Nigel Ernest James Mansell nasceu em 8 de agosto de 1953, em Upton-upon-Severn, na região de Worcestershire, Inglaterra. Formado em engenharia pela Matthew Boulton College, chegou a trabalhar por algum tempo como engenheiro aeroespacial antes de abandonar a carreira para se tornar piloto profissional. Mansell começou, como era de costume para os pilotos britânicos, no kart, e depois de alcançar resultados expressivos, vendeu tudo o que tinha (desagradando sua família) e foi competir na Fórmula Ford, em 1976. Ele venceu seis das nove corridas de que participou naquele ano – inclusive a prova de estréia, em Mallory Park – e em 1977 foi campeão da categoria, com 33 vitórias em 42 corridas, apesar de ter fraturado o pescoço em uma sessão de treinos em Brands Hatch. Os médicos que o atenderam deram a Mansell um prognóstico de seis meses de repouso, afirmando que ele tinha escapado por pouco de ficar tetraplégico e que jamais pilotaria novamente. Nigel simplesmente saiu do hospital e voltou a treinar. No mesmo ano, recebeu um convite para participar de uma prova de Fórmula 3, em Silverstone. Pilotando um Lola, terminou em quarto lugar. A determinação de Nigel Mansell, junto com seu estilo agressivo de pilotar, lhe rendeu mais tarde o apelido de “il leone” (“o leão”), dado pelos torcedores da Ferrari, os famosos “tiffosi”.
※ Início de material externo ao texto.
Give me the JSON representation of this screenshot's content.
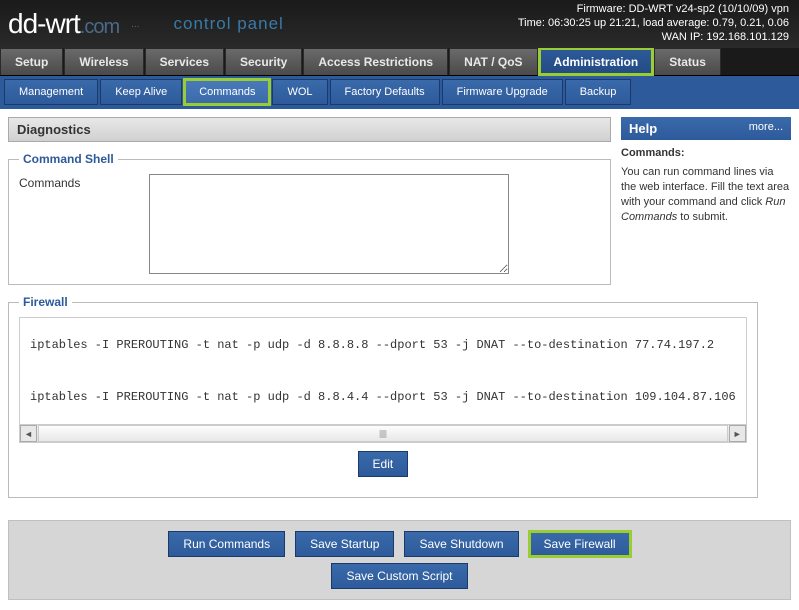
{
  "header": {
    "logo_main": "dd-wrt",
    "logo_com": ".com",
    "tagline": "control panel",
    "firmware": "Firmware: DD-WRT v24-sp2 (10/10/09) vpn",
    "time": "Time: 06:30:25 up 21:21, load average: 0.79, 0.21, 0.06",
    "wanip": "WAN IP: 192.168.101.129"
  },
  "maintabs": {
    "setup": "Setup",
    "wireless": "Wireless",
    "services": "Services",
    "security": "Security",
    "access": "Access Restrictions",
    "nat": "NAT / QoS",
    "admin": "Administration",
    "status": "Status"
  },
  "subtabs": {
    "management": "Management",
    "keepalive": "Keep Alive",
    "commands": "Commands",
    "wol": "WOL",
    "factory": "Factory Defaults",
    "firmware": "Firmware Upgrade",
    "backup": "Backup"
  },
  "diagnostics": {
    "title": "Diagnostics",
    "shell_legend": "Command Shell",
    "cmd_label": "Commands",
    "cmd_value": "",
    "firewall_legend": "Firewall",
    "firewall_code": "iptables -I PREROUTING -t nat -p udp -d 8.8.8.8 --dport 53 -j DNAT --to-destination 77.74.197.2\n\niptables -I PREROUTING -t nat -p udp -d 8.8.4.4 --dport 53 -j DNAT --to-destination 109.104.87.106",
    "edit_label": "Edit"
  },
  "help": {
    "title": "Help",
    "more": "more...",
    "heading": "Commands:",
    "body_pre": "You can run command lines via the web interface. Fill the text area with your command and click ",
    "body_em": "Run Commands",
    "body_post": " to submit."
  },
  "buttons": {
    "run": "Run Commands",
    "startup": "Save Startup",
    "shutdown": "Save Shutdown",
    "firewall": "Save Firewall",
    "custom": "Save Custom Script"
  }
}
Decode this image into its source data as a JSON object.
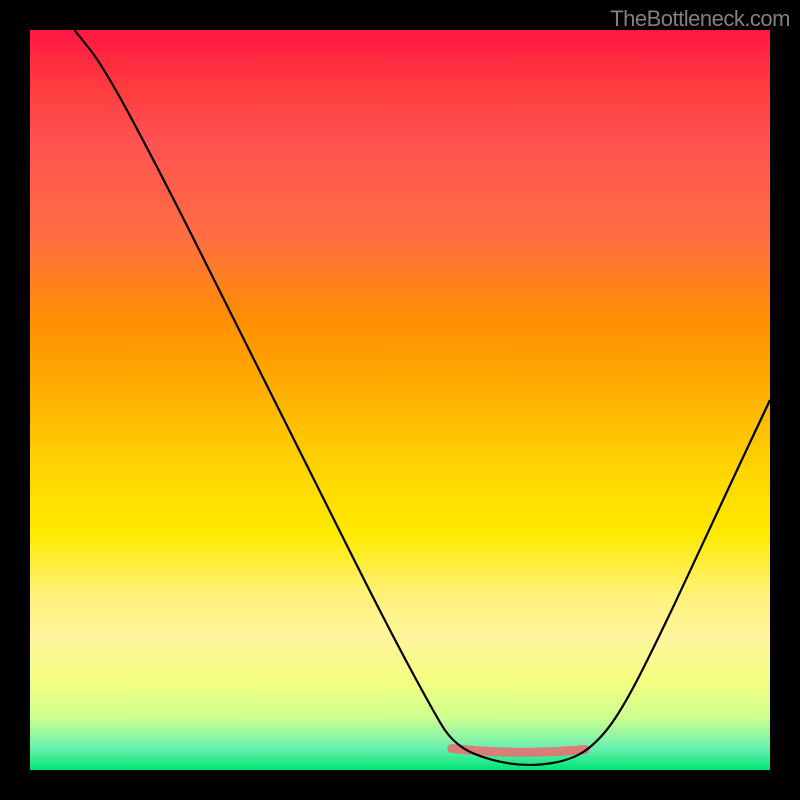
{
  "watermark": "TheBottleneck.com",
  "colors": {
    "gradient_top": "#ff1744",
    "gradient_mid_upper": "#ff5252",
    "gradient_mid": "#ffb300",
    "gradient_mid_lower": "#ffea00",
    "gradient_bottom": "#00e676",
    "curve_stroke": "#000000",
    "band_stroke": "#e57373",
    "background": "#000000"
  },
  "chart_data": {
    "type": "line",
    "title": "",
    "xlabel": "",
    "ylabel": "",
    "x_range_pct": [
      0,
      100
    ],
    "y_range_pct": [
      0,
      100
    ],
    "note": "Axes unlabeled; values are relative percentages of plot area.",
    "series": [
      {
        "name": "bottleneck-curve",
        "points_pct": [
          {
            "x": 6,
            "y": 100
          },
          {
            "x": 10,
            "y": 95
          },
          {
            "x": 18,
            "y": 80
          },
          {
            "x": 28,
            "y": 60
          },
          {
            "x": 38,
            "y": 40
          },
          {
            "x": 48,
            "y": 20
          },
          {
            "x": 55,
            "y": 7
          },
          {
            "x": 57,
            "y": 4
          },
          {
            "x": 60,
            "y": 2
          },
          {
            "x": 66,
            "y": 0.5
          },
          {
            "x": 72,
            "y": 1
          },
          {
            "x": 76,
            "y": 3
          },
          {
            "x": 80,
            "y": 8
          },
          {
            "x": 86,
            "y": 20
          },
          {
            "x": 92,
            "y": 33
          },
          {
            "x": 100,
            "y": 50
          }
        ]
      }
    ],
    "optimal_band_pct": {
      "x_start": 57,
      "x_end": 75,
      "y": 2.5
    },
    "legend": []
  }
}
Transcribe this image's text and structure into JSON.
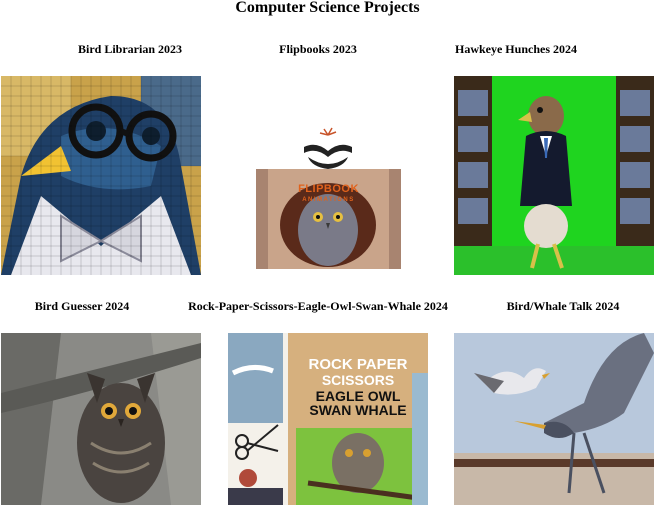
{
  "page": {
    "title": "Computer Science Projects"
  },
  "projects": [
    {
      "title": "Bird Librarian 2023",
      "image": "pixelated-bird-librarian-with-glasses"
    },
    {
      "title": "Flipbooks 2023",
      "image": "flipbook-animations-owl",
      "logo_text": "FLIPBOOK",
      "logo_subtext": "ANIMATIONS"
    },
    {
      "title": "Hawkeye Hunches 2024",
      "image": "hawk-in-suit-library"
    },
    {
      "title": "Bird Guesser 2024",
      "image": "great-horned-owl-in-tree"
    },
    {
      "title": "Rock-Paper-Scissors-Eagle-Owl-Swan-Whale 2024",
      "image": "rock-paper-scissors-collage",
      "poster_lines": [
        "ROCK PAPER",
        "SCISSORS",
        "EAGLE OWL",
        "SWAN WHALE"
      ]
    },
    {
      "title": "Bird/Whale Talk 2024",
      "image": "gulls-and-heron-in-flight"
    }
  ]
}
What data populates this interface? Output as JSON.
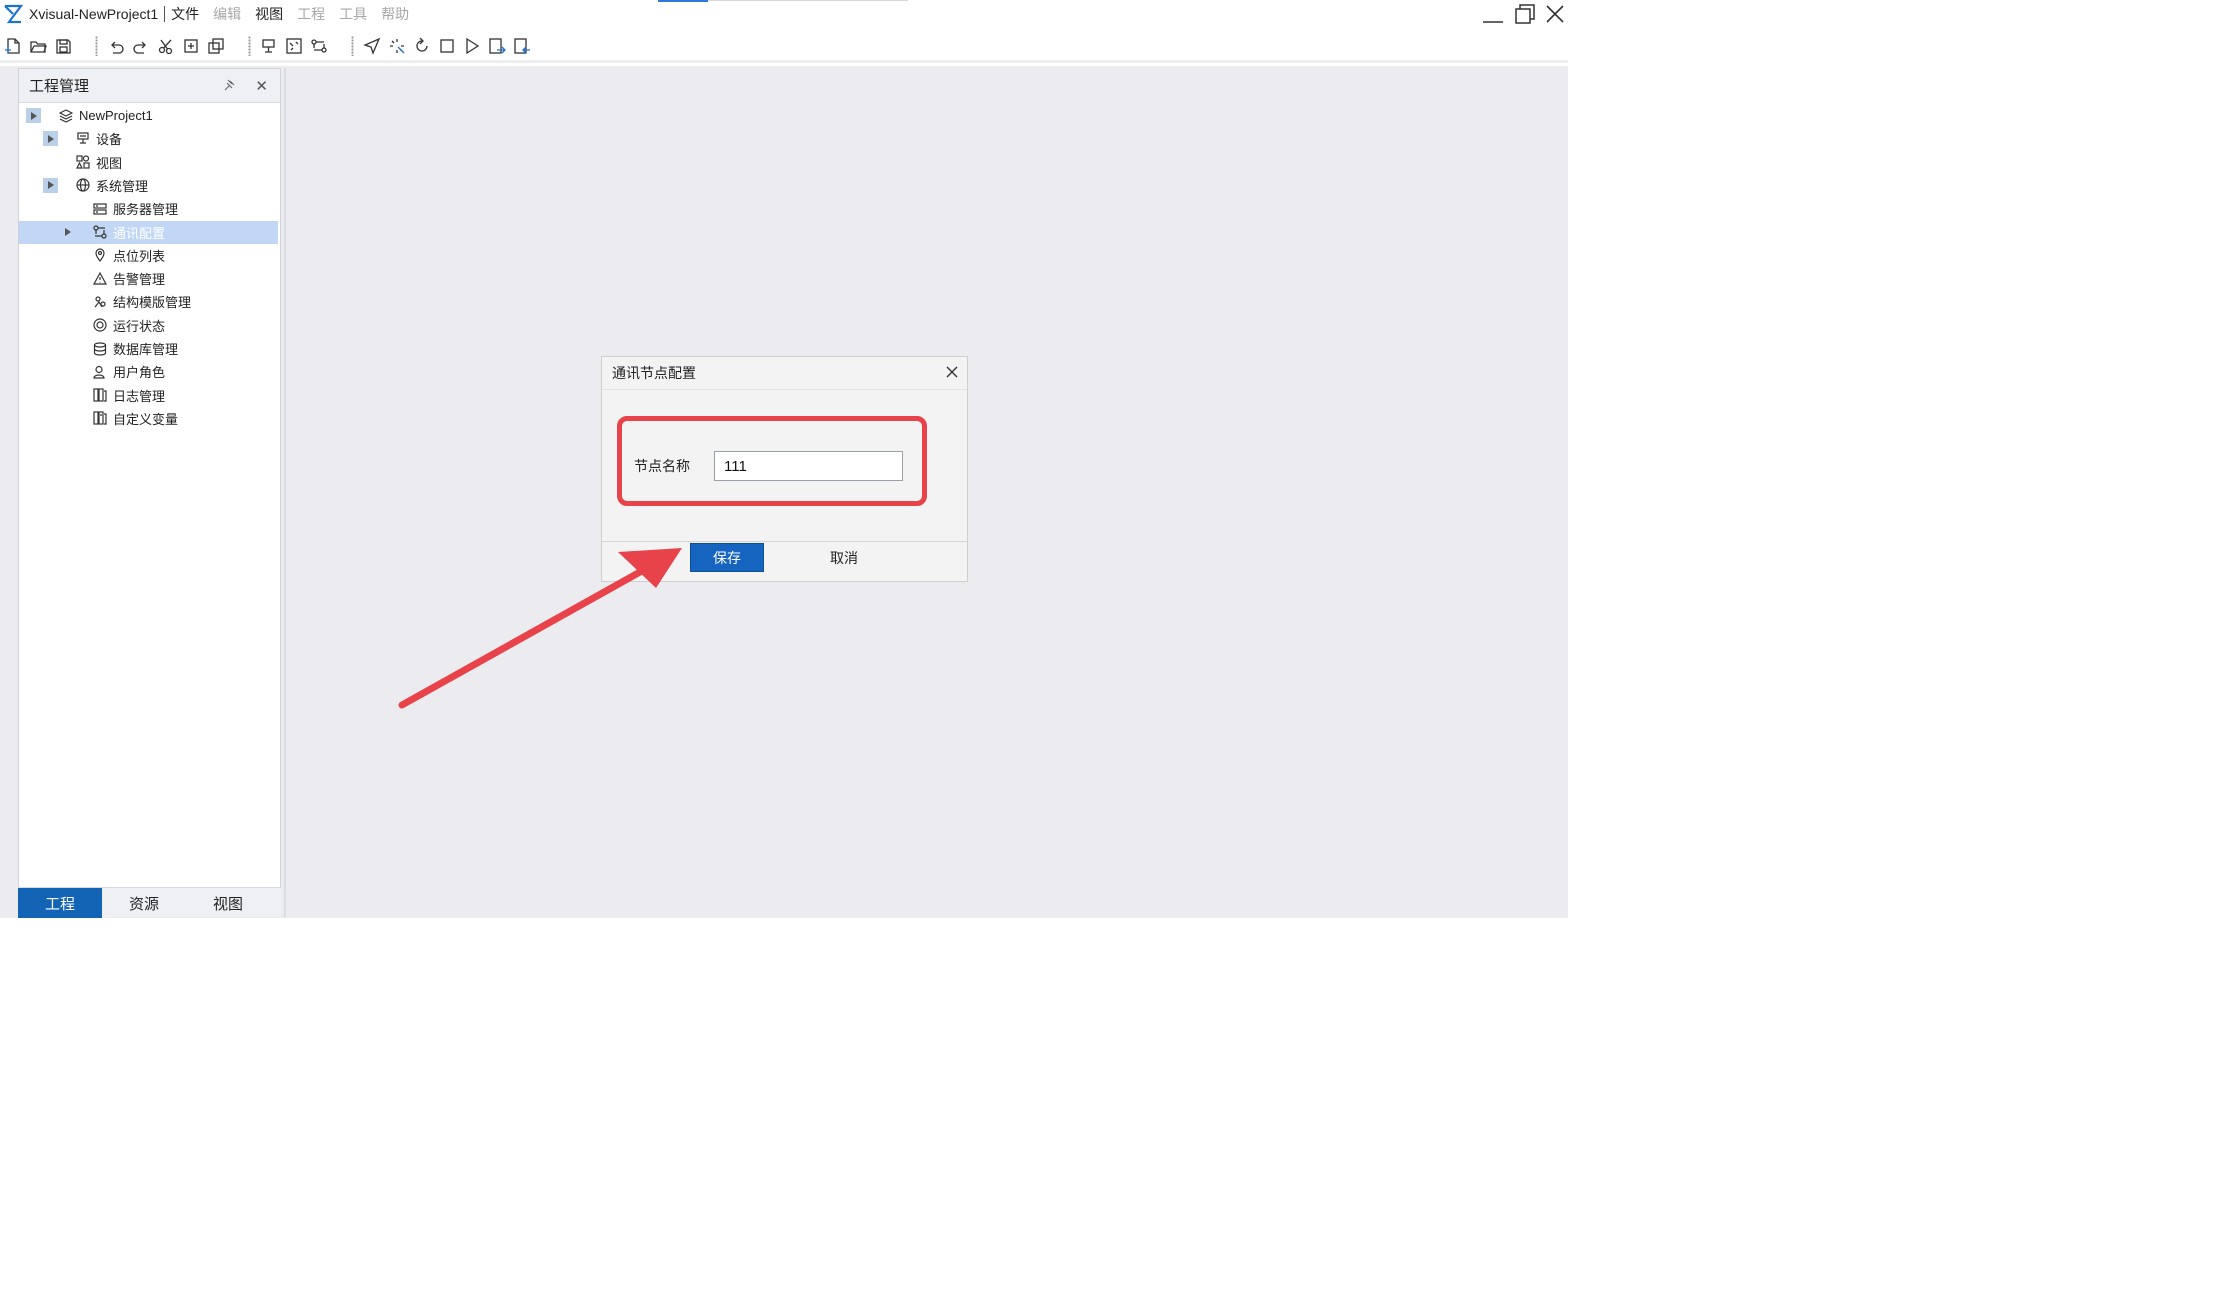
{
  "window": {
    "title": "Xvisual-NewProject1",
    "menu": [
      {
        "label": "文件",
        "enabled": true
      },
      {
        "label": "编辑",
        "enabled": false
      },
      {
        "label": "视图",
        "enabled": true
      },
      {
        "label": "工程",
        "enabled": false
      },
      {
        "label": "工具",
        "enabled": false
      },
      {
        "label": "帮助",
        "enabled": false
      }
    ]
  },
  "toolbar": {
    "groups": [
      [
        "new-file-icon",
        "open-folder-icon",
        "save-icon"
      ],
      [
        "undo-icon",
        "redo-icon",
        "cut-icon",
        "copy-add-icon",
        "copy-icon"
      ],
      [
        "device-add-icon",
        "view-add-icon",
        "comm-add-icon"
      ],
      [
        "send-icon",
        "compile-icon",
        "refresh-icon",
        "stop-icon",
        "run-icon",
        "export-icon",
        "import-icon"
      ]
    ]
  },
  "project_panel": {
    "title": "工程管理",
    "tree": [
      {
        "label": "NewProject1",
        "icon": "layers-icon",
        "level": 0,
        "expander": true
      },
      {
        "label": "设备",
        "icon": "device-icon",
        "level": 1,
        "expander": true
      },
      {
        "label": "视图",
        "icon": "view-icon",
        "level": 1,
        "expander": false
      },
      {
        "label": "系统管理",
        "icon": "globe-icon",
        "level": 1,
        "expander": true
      },
      {
        "label": "服务器管理",
        "icon": "server-icon",
        "level": 2,
        "expander": false
      },
      {
        "label": "通讯配置",
        "icon": "comm-icon",
        "level": 2,
        "expander": "arrow",
        "selected": true
      },
      {
        "label": "点位列表",
        "icon": "pin-icon",
        "level": 2,
        "expander": false
      },
      {
        "label": "告警管理",
        "icon": "alarm-icon",
        "level": 2,
        "expander": false
      },
      {
        "label": "结构模版管理",
        "icon": "template-icon",
        "level": 2,
        "expander": false
      },
      {
        "label": "运行状态",
        "icon": "status-icon",
        "level": 2,
        "expander": false
      },
      {
        "label": "数据库管理",
        "icon": "database-icon",
        "level": 2,
        "expander": false
      },
      {
        "label": "用户角色",
        "icon": "user-icon",
        "level": 2,
        "expander": false
      },
      {
        "label": "日志管理",
        "icon": "log-icon",
        "level": 2,
        "expander": false
      },
      {
        "label": "自定义变量",
        "icon": "variable-icon",
        "level": 2,
        "expander": false
      }
    ],
    "tabs": [
      {
        "label": "工程",
        "active": true
      },
      {
        "label": "资源",
        "active": false
      },
      {
        "label": "视图",
        "active": false
      }
    ]
  },
  "dialog": {
    "title": "通讯节点配置",
    "field_label": "节点名称",
    "field_value": "111",
    "save_label": "保存",
    "cancel_label": "取消"
  },
  "colors": {
    "accent": "#1565c0",
    "selection": "#c2d6f5",
    "annotation": "#e8434a"
  }
}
A carreira na Fórmula 3 durou apenas dois anos. Mansell cravou a pole position na corrida de estréia e terminou a prova em segundo, mas passou a temporada inteira lutando com um carro pouco competitivo; seus melhores resultados no ano seriam dois sétimos e um quarto lugares. No ano seguinte, Mansell venceu em Silverstone, e terminou o campeonato na oitava colocação. Ainda em 1979, ele sofreu um acidente espetacular, uma capotagem que lhe causou várias costelas quebradas – e que lhe valeu um contrato com a Lotus: o chefe da equipe, Colin Chapman, impressionado com o estilo de Mansell, convidou o piloto para um teste na Fórmula 1. Mesmo dopado com analgésicos, pouco tempo depois do acidente Nigel estava a bordo da Lotus, e seu desempenho foi bom o bastante para lhe garantir uma vaga como piloto de testes da equipe.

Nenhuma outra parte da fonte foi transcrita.